Contudo, pelo menos por enquanto, o mirante do lago segue com seu efeito contemplativo, com vista para capivaras, aves, jacarés e pôr do sol.
Passado e pedalinhos – O futuro do Lago do Amor pode ser encontrado a curta distância no lago do Rádio Clube Campo, na Spipe Calarge. Por lá, o cenário já é de muita terra e pouca água. Ou seja, o reservatório é asfixiado pelos sedimentos e o córrego perde o volume, ficando com pouca quantidade de água.
O lago do clube também é da década de 1970, represando água do córrego Bandeira, e o assoreamento se agravou com o prolongamento da avenida Bom Pastor.
Em 2012, chegou a ser anunciado um projeto de revitalização pela direção do Rádio Clube, com investimento de R$ 400 mil. A meta era recuperar os 3.500 metros quadrados de área, que naquele ano não passava de mil metros quadrados. Mas, a área acabou cedida para que a prefeitura de Campo Grande realizasse as obras.

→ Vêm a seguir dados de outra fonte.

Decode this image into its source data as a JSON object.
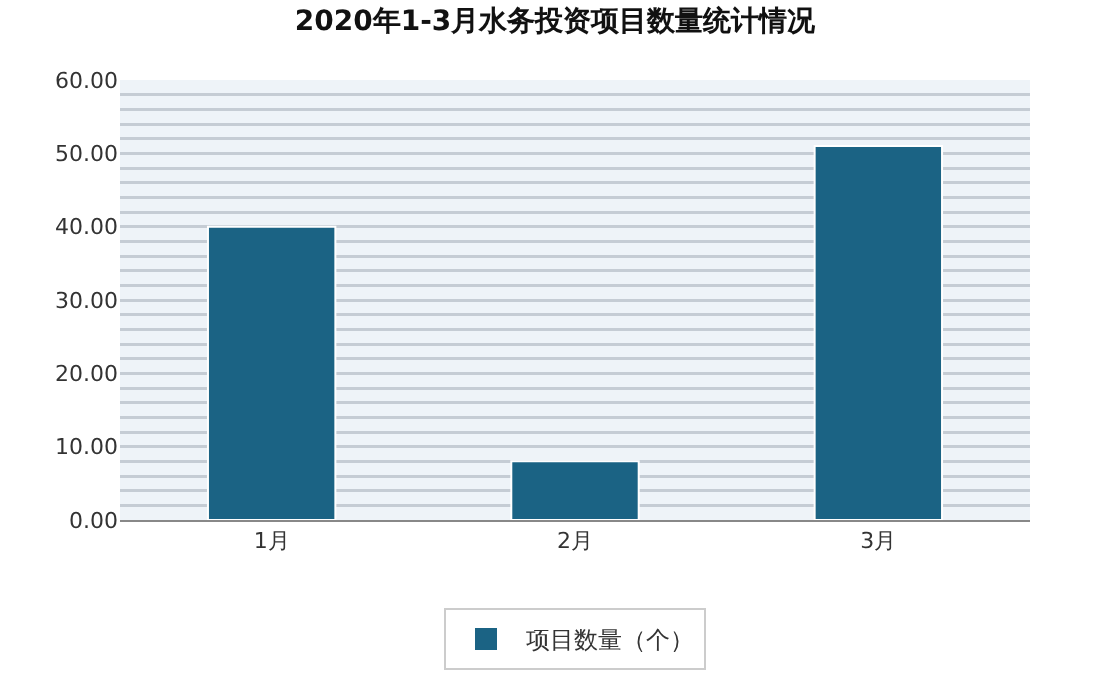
{
  "chart_data": {
    "type": "bar",
    "title": "2020年1-3月水务投资项目数量统计情况",
    "categories": [
      "1月",
      "2月",
      "3月"
    ],
    "series": [
      {
        "name": "项目数量（个）",
        "color": "#1b6384",
        "values": [
          40,
          8,
          51
        ]
      }
    ],
    "ylim": [
      0,
      60
    ],
    "yticks": [
      {
        "value": 0,
        "label": "0.00"
      },
      {
        "value": 2,
        "label": null
      },
      {
        "value": 4,
        "label": null
      },
      {
        "value": 6,
        "label": null
      },
      {
        "value": 8,
        "label": null
      },
      {
        "value": 10,
        "label": "10.00"
      },
      {
        "value": 12,
        "label": null
      },
      {
        "value": 14,
        "label": null
      },
      {
        "value": 16,
        "label": null
      },
      {
        "value": 18,
        "label": null
      },
      {
        "value": 20,
        "label": "20.00"
      },
      {
        "value": 22,
        "label": null
      },
      {
        "value": 24,
        "label": null
      },
      {
        "value": 26,
        "label": null
      },
      {
        "value": 28,
        "label": null
      },
      {
        "value": 30,
        "label": "30.00"
      },
      {
        "value": 32,
        "label": null
      },
      {
        "value": 34,
        "label": null
      },
      {
        "value": 36,
        "label": null
      },
      {
        "value": 38,
        "label": null
      },
      {
        "value": 40,
        "label": "40.00"
      },
      {
        "value": 42,
        "label": null
      },
      {
        "value": 44,
        "label": null
      },
      {
        "value": 46,
        "label": null
      },
      {
        "value": 48,
        "label": null
      },
      {
        "value": 50,
        "label": "50.00"
      },
      {
        "value": 52,
        "label": null
      },
      {
        "value": 54,
        "label": null
      },
      {
        "value": 56,
        "label": null
      },
      {
        "value": 58,
        "label": null
      },
      {
        "value": 60,
        "label": "60.00"
      }
    ],
    "grid": "y",
    "legend": "bottom"
  }
}
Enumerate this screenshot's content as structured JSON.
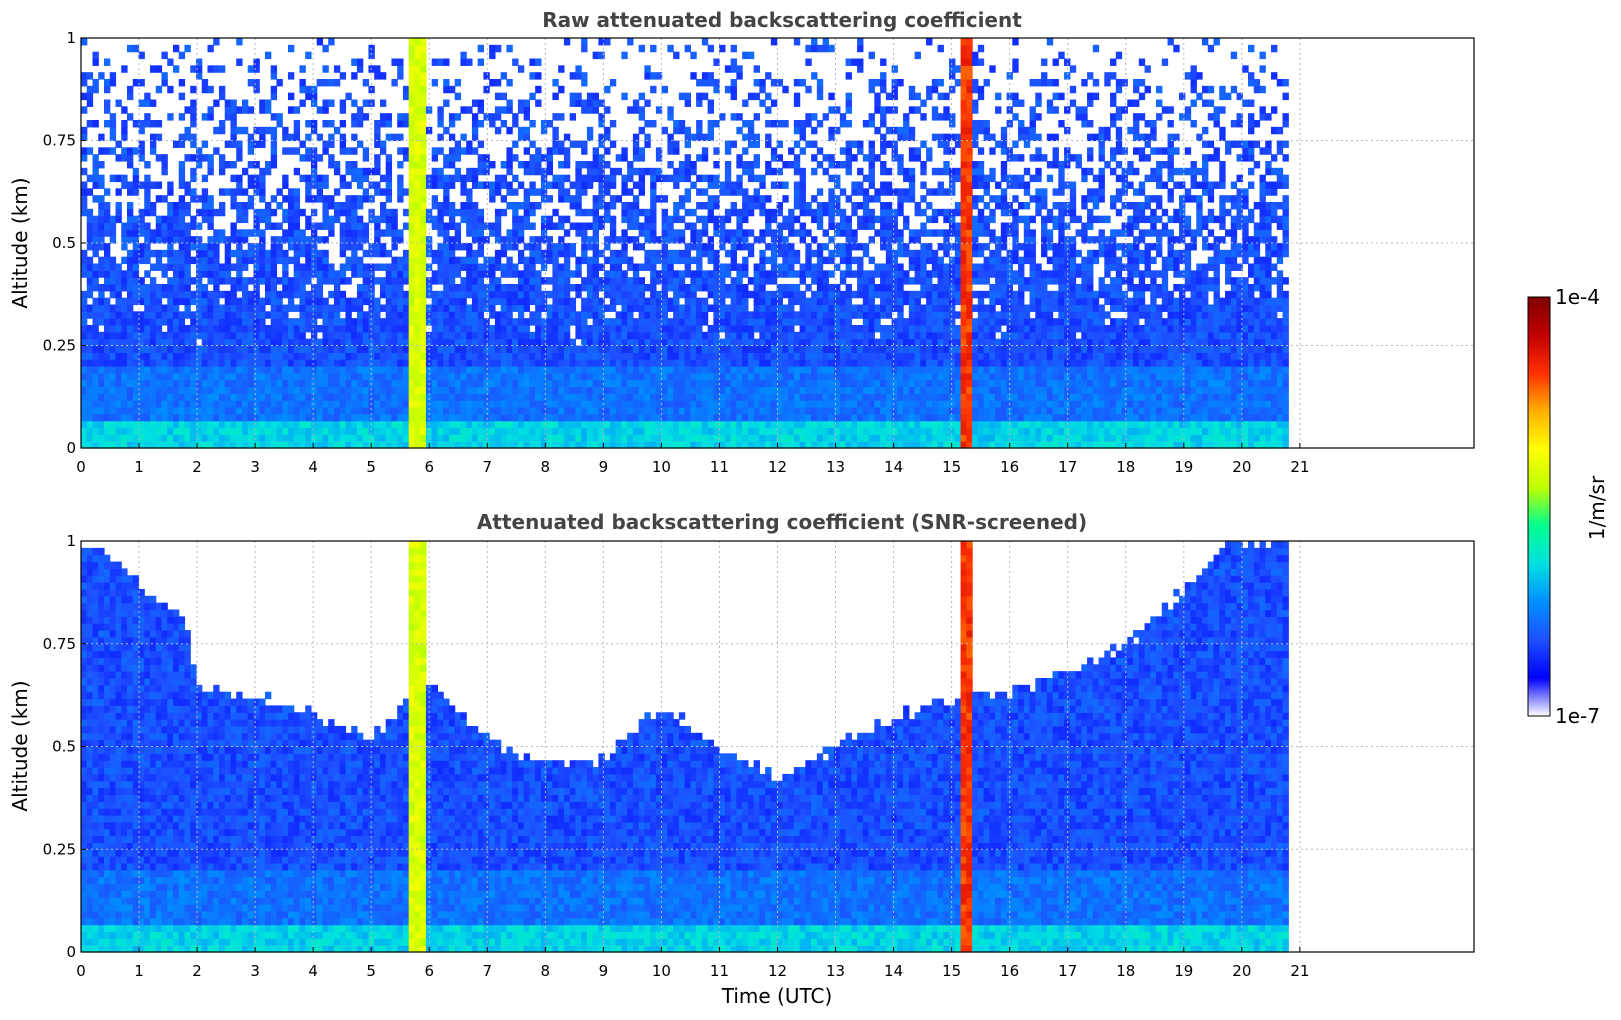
{
  "chart_data": [
    {
      "type": "heatmap",
      "title": "Raw attenuated backscattering coefficient",
      "xlabel": "",
      "ylabel": "Altitude (km)",
      "xlim": [
        0,
        24
      ],
      "ylim": [
        0,
        1
      ],
      "xticks": [
        0,
        1,
        2,
        3,
        4,
        5,
        6,
        7,
        8,
        9,
        10,
        11,
        12,
        13,
        14,
        15,
        16,
        17,
        18,
        19,
        20,
        21
      ],
      "yticks": [
        0,
        0.25,
        0.5,
        0.75,
        1
      ],
      "ytick_labels": [
        "0",
        "0.25",
        "0.5",
        "0.75",
        "1"
      ],
      "grid": true,
      "data_time_range": [
        0,
        20.8
      ],
      "background_level": 0.18,
      "clouds": [
        {
          "t_start": 5.65,
          "t_end": 5.95,
          "level": 0.58
        },
        {
          "t_start": 15.15,
          "t_end": 15.35,
          "level": 0.82
        }
      ],
      "noise": "speckled white gaps increasing with altitude"
    },
    {
      "type": "heatmap",
      "title": "Attenuated backscattering coefficient (SNR-screened)",
      "xlabel": "Time (UTC)",
      "ylabel": "Altitude (km)",
      "xlim": [
        0,
        24
      ],
      "ylim": [
        0,
        1
      ],
      "xticks": [
        0,
        1,
        2,
        3,
        4,
        5,
        6,
        7,
        8,
        9,
        10,
        11,
        12,
        13,
        14,
        15,
        16,
        17,
        18,
        19,
        20,
        21
      ],
      "yticks": [
        0,
        0.25,
        0.5,
        0.75,
        1
      ],
      "ytick_labels": [
        "0",
        "0.25",
        "0.5",
        "0.75",
        "1"
      ],
      "grid": true,
      "data_time_range": [
        0,
        20.8
      ],
      "background_level": 0.18,
      "clouds": [
        {
          "t_start": 5.65,
          "t_end": 5.95,
          "level": 0.58
        },
        {
          "t_start": 15.15,
          "t_end": 15.35,
          "level": 0.82
        }
      ],
      "screened_top_altitude_km": {
        "t": [
          0,
          1,
          1.8,
          2,
          3,
          4,
          5,
          5.6,
          6,
          7,
          8,
          9,
          10,
          11,
          12,
          13,
          14,
          15,
          16,
          17,
          18,
          19,
          19.7,
          20.8
        ],
        "alt": [
          1.0,
          0.9,
          0.8,
          0.65,
          0.62,
          0.58,
          0.52,
          0.6,
          0.65,
          0.52,
          0.45,
          0.47,
          0.6,
          0.5,
          0.42,
          0.5,
          0.57,
          0.62,
          0.63,
          0.68,
          0.75,
          0.88,
          1.0,
          1.0
        ]
      }
    }
  ],
  "colorbar": {
    "label": "1/m/sr",
    "max_label": "1e-4",
    "min_label": "1e-7",
    "scale": "log"
  },
  "colormap": [
    "#ffffff",
    "#0000ff",
    "#1e50ff",
    "#0090ff",
    "#00e0e0",
    "#00ff90",
    "#c0ff00",
    "#ffff00",
    "#ffb000",
    "#ff3000",
    "#c00000",
    "#800000"
  ]
}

“Em 2013, logo que assumi, o prefeito Alcides Bernal a prefeitura me procurou para fazer a servidão do Lago do Rádio, que passou a ser um bem da prefeitura e ela ia conduzir essa revitalização. Mas a prefeitura fez uma obra só contra a enchente e mais nada”, afirma Othon Rodrigues Barbosa Sobrinho, ex-presidente do Rádio Clube.
De acordo com o atual presidente do Rádio Clube, Renato Antônio Pereira de Souza, o termo de ajuste com o poder público tinha validade por cinco anos. O prazo venceu em 2018, a obra não veio e agora o clube pode recorrer à iniciativa privada.
Neste modelo, o parceiro faz a obra de revitalização e, em contrapartida, ganha direito de explorar dependências do clube, que conta com a sede campo, na avenida Interlagos, onde fica o lago, e na a sede cidade, no Centro de Campo Grande.
De acordo com a prefeitura, a tentativa de incluir a revitalização do lago no PAC Cabaça (Programa de Aceleração do Crescimento) foi vetada pela Caixa Econômica Federal por ser área particular. Na época, o custo do serviço foi orçado em R$ 800 mil.
Patos e perigo – Na Mata do Jacinto, o lago do Parque do Sóter virou lembrança. “Vim na inauguração, tinha patos nadando no lago. Realmente, hoje ele está assoreado”, afirma o professor aposentado Nelson Barbosa Francisco, 68 anos.
No parque, enquanto um espelho se forma na entrada com a água parada da chuva, o lago é um ruído distante. A ponte de madeira está interditada, com tábuas faltando não há como fazer a travessia.
Embaixo da estrutura, a vegetação se avoluma e engole o que já foi lago. Segundo a prefeitura de Campo Grande, será executada ação de drenagem e contenção da erosão com recursos alocados no projeto Complexo Mata do Jacinto. Não foi informado o custo do projeto.